Mutsu Munemitsu (Japanese陆 奥 宗 光; born August 20, 1844 in Kishū, Japan, † August 24, 1897 Kita ) was a Japanese politician.

Mutsu, was born as the son of Date Munehiros, a samurai and the trailer sonno Joi movement from Kishū. In the last days of the Tokugawa shogunate Mutsu was at the Kaientai, a shipping company and forerunner of the later Japanese Navy.

During the Meiji Restoration, he served as Governor of Hyogo, 1871 Kanagawa and other prefectures as well as a member of the Genrōin.

Because of his involvement in the Risshisha and conspiracy to overthrow the government, he was released and had to spend in jail four years and four months.

After his release, he visited Europe and the United States and entered into the Foreign Ministry after his return a. In 1888 he was Minister Plenipotentiary in the United States. Two years later he was elected to the Teikoku gikai.

Under Yamagata and Matsukata Masayoshi Aritomo he was Minister of Agriculture and Commerce, under Itō Hirobumi foreign minister.

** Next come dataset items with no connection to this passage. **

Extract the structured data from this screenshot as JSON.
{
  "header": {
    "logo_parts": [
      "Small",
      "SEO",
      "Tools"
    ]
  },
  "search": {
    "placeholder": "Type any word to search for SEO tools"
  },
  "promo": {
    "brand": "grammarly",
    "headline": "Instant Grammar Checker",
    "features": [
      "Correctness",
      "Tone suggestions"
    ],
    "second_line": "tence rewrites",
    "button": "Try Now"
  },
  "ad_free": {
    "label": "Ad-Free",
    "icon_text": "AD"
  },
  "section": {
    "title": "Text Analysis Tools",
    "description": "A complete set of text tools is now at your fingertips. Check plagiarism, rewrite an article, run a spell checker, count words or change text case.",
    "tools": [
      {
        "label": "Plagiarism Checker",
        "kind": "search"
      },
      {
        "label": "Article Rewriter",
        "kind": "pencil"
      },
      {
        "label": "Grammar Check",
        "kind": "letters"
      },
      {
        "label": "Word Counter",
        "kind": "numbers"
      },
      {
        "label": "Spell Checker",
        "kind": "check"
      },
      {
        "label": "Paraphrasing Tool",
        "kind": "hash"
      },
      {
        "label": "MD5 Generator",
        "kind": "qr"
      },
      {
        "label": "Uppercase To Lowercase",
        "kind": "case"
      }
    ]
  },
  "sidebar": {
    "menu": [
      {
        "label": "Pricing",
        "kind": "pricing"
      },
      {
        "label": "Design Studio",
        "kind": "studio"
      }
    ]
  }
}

After Otsu Cities incident Mutsu and Matsukata tried the most senior judge of the Supreme Court Kojima Korekata influence, the death penalty for Tsuda Sanzo to apply the assassin to appease Russia. This request was rejected by the majority of members of the Supreme Court.

In 1894 he signed the Anglo -Japanese trade and navigation treaty, which broke down the consular jurisdiction in Japan.

The Donghak uprising led to a deterioration of Sino- Japanese relations. Mutsu was an advocate of a hard line against China, leading to the First Sino-Japanese War.

1895 negotiated Mutsu during the intervention of Shimonoseki.

His grave is in the cemetery of Jufuku -ji.